Moody’s Analytics economists expect the Biden administration will dedicate increased funding for enhancements to “social safety nets,” possibly including:
— Expanding eligibility for Medicare.
— Retooling Obamacare into Bidencare.
— Rolling out paid sick leave protections.
— Offering universal pre-K for 3- and 4-year-olds.
— Providing some kind of student debt forgiveness.
But on these initiatives, Democrats will “have to pick and choose,” Yaros says.
“Among the more moderate Democrats, they’re not going to want to increase the deficit too much. That’s obviously going to be a limiting factor,” he adds.
And while Vice President Kamala Harris holds the deciding vote in the event of a Senate tie, the 50-50 split between Democrats and Republicans doesn’t constitute filibuster-proof power.
REVERSING TRUMP TAX CUTS
Higher taxes are expected to partially fund the widening of these social safety nets.
Yaros says Biden is likely to succeed in reversing Trump’s tax cuts, raising the corporate income tax rate to 28%, increasing the tax rate for taxable incomes of more than $400,000 and eliminating some tax breaks for those making more than $1 million.
But the tax hikes may be smaller than widely anticipated, says Michael Zezas, head of U.S. public policy research at Morgan Stanley.
“In a Senate where Democrats have the slimmest majority possible, any one Democratic senator effectively has a veto.

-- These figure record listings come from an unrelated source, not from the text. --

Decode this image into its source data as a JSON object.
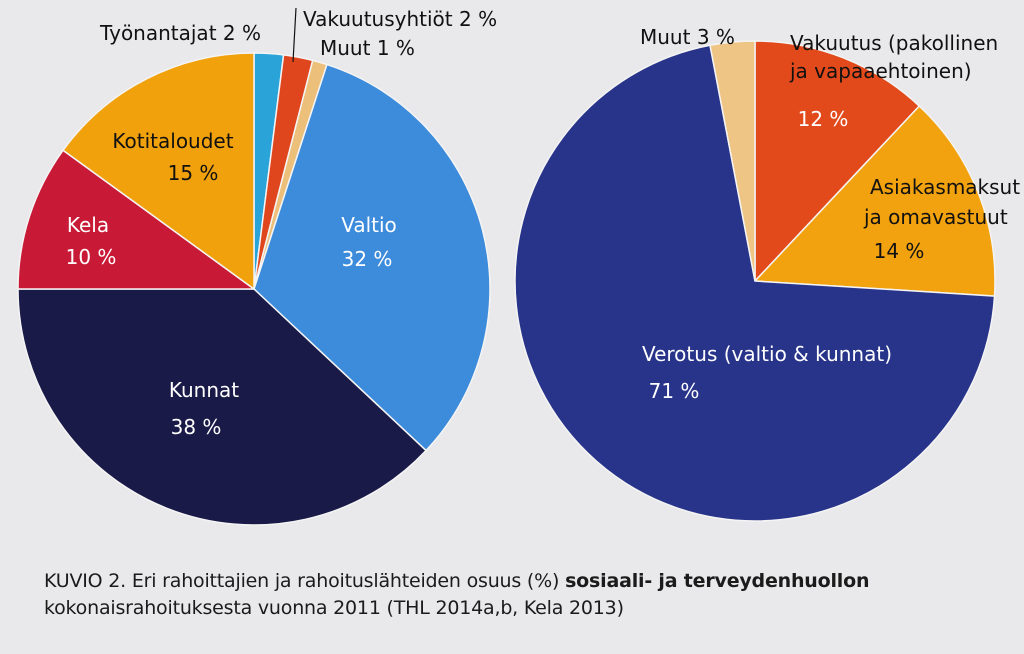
{
  "chart_data": [
    {
      "type": "pie",
      "title": "",
      "slices": [
        {
          "label": "Työnantajat",
          "pct_text": "2 %",
          "value": 2,
          "color": "#2aa3d9"
        },
        {
          "label": "Vakuutusyhtiöt",
          "pct_text": "2 %",
          "value": 2,
          "color": "#e0461e"
        },
        {
          "label": "Muut",
          "pct_text": "1 %",
          "value": 1,
          "color": "#ecc07a"
        },
        {
          "label": "Valtio",
          "pct_text": "32 %",
          "value": 32,
          "color": "#3d8bdb"
        },
        {
          "label": "Kunnat",
          "pct_text": "38 %",
          "value": 38,
          "color": "#191a48"
        },
        {
          "label": "Kela",
          "pct_text": "10 %",
          "value": 10,
          "color": "#c81a36"
        },
        {
          "label": "Kotitaloudet",
          "pct_text": "15 %",
          "value": 15,
          "color": "#f0a10c"
        }
      ]
    },
    {
      "type": "pie",
      "title": "",
      "slices": [
        {
          "label": "Vakuutus (pakollinen ja vapaaehtoinen)",
          "label_lines": [
            "Vakuutus (pakollinen",
            "ja vapaaehtoinen)"
          ],
          "pct_text": "12 %",
          "value": 12,
          "color": "#e24a1c"
        },
        {
          "label": "Asiakasmaksut ja omavastuut",
          "label_lines": [
            "Asiakasmaksut",
            "ja omavastuut"
          ],
          "pct_text": "14 %",
          "value": 14,
          "color": "#f2a20f"
        },
        {
          "label": "Verotus (valtio & kunnat)",
          "label_lines": [
            "Verotus (valtio & kunnat)"
          ],
          "pct_text": "71 %",
          "value": 71,
          "color": "#28348a"
        },
        {
          "label": "Muut",
          "label_lines": [
            "Muut"
          ],
          "pct_text": "3 %",
          "value": 3,
          "color": "#eec584"
        }
      ]
    }
  ],
  "caption": {
    "prefix": "KUVIO 2. Eri rahoittajien ja rahoituslähteiden osuus (%) ",
    "bold": "sosiaali- ja terveydenhuollon",
    "line2": "kokonaisrahoituksesta vuonna 2011 (THL 2014a,b, Kela 2013)"
  }
}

And when it comes to taxes, we expect many of the Biden administration’s proposed taxes won’t pass muster with Democratic moderates,” Zezas says in an analysis.

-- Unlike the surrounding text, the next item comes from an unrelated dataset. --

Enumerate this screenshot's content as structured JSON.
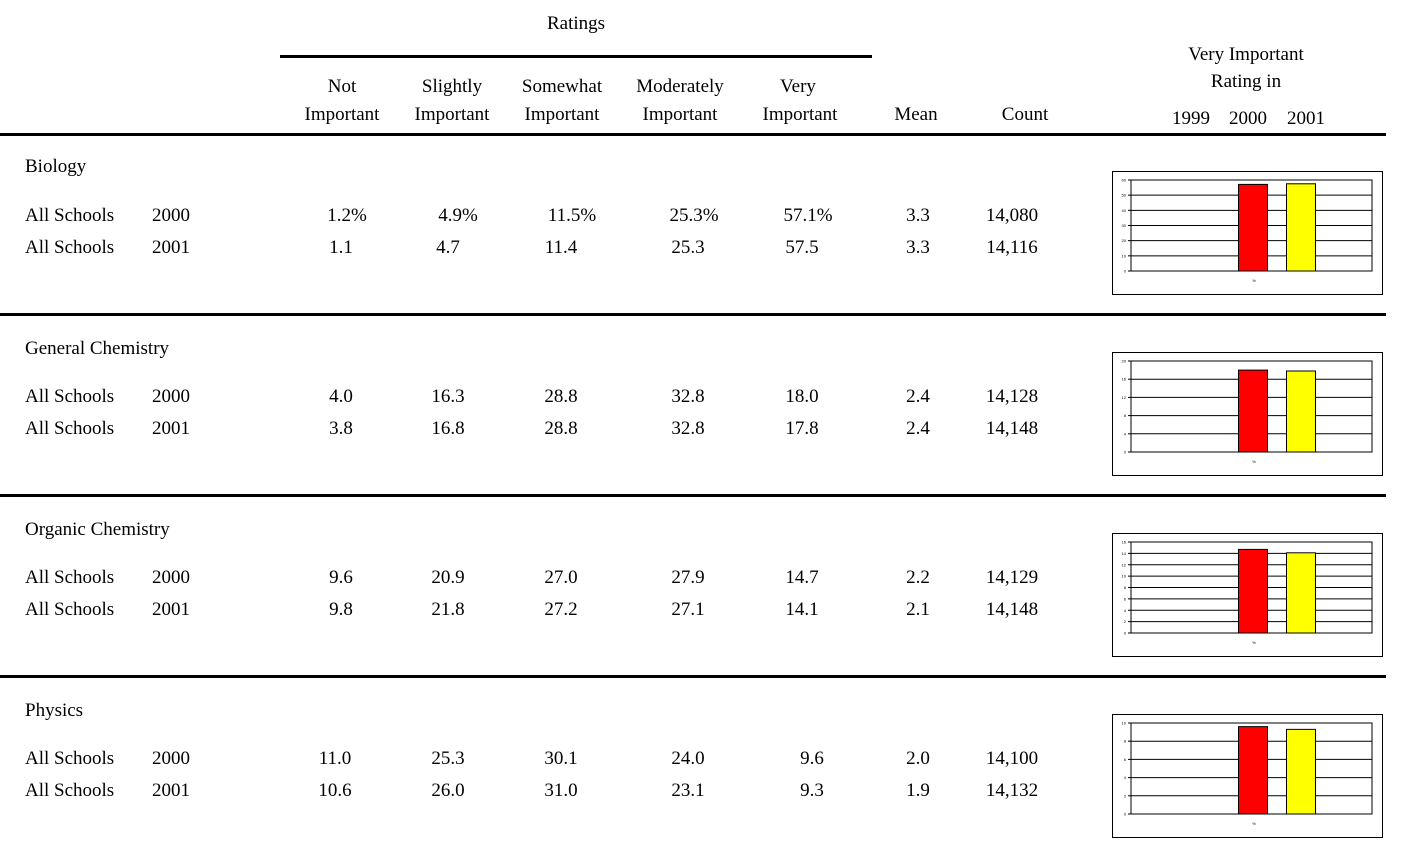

“We estimate about $500 billion of tax increases are possible, obviously a smaller number than another potential COVID stimulus round, and also smaller than the $1 trillion-plus spending now in play for each of health care and infrastructure,” Zezas added.
Even if Biden can swing the tax hikes, they aren’t expected to kick in until 2024, Yaros says, “to make sure that there’s no fiscal drag, at all, on the economy in these next couple of years when we’re still digging ourselves out of the pandemic.”
REVISING RETIREMENT PLANS
Joe Biden also has some ideas to reshape employer-sponsored retirement plans.

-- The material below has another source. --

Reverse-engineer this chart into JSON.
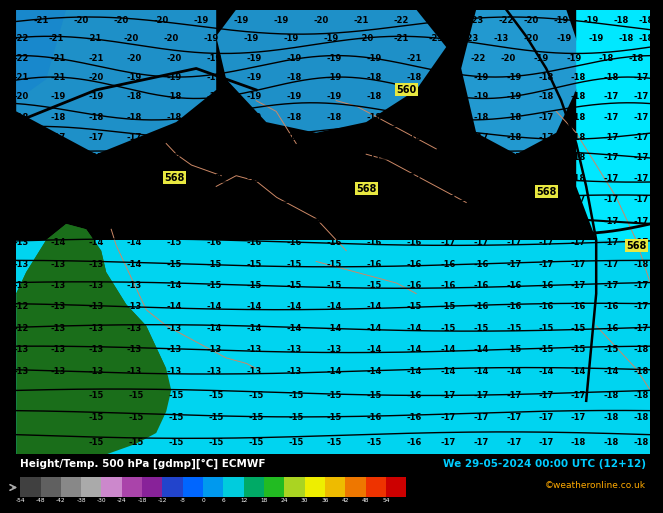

One of those proposals is to equalize the tax benefit of contributing to a retirement plan so that “higher-income earners aren’t getting more of the benefit than the lower-income workers, that it’s standard across the board,” says Anne Tyler Hall, founder and principal of Hall Benefits Law.
For example, someone in a 37% tax bracket is able to deduct the full amount of a retirement plan contribution; so $37 for every $100 pre-tax contribution. That’s a greater tax benefit than someone in a lower tax bracket, such as 20%, who would receive a $20 deduction for each $100 pre-tax contribution.
The idea proposed by the Biden administration is to offer a tax credit to low- and moderate-income workers, resulting in an equal tax benefit.
Democrats are also pushing for employers to make retirement saving easier for the U.S. workforce.
“Employers who don’t offer retirement plans would be required to allow employees to make contributions to individual retirement accounts, IRAs,” Hall says. “Contributions to the IRAs would come directly from paychecks.”
With the shift of balance in Congress, Hall says such changes may be more likely. Plus, “some of these provisions have bipartisan support,” she adds.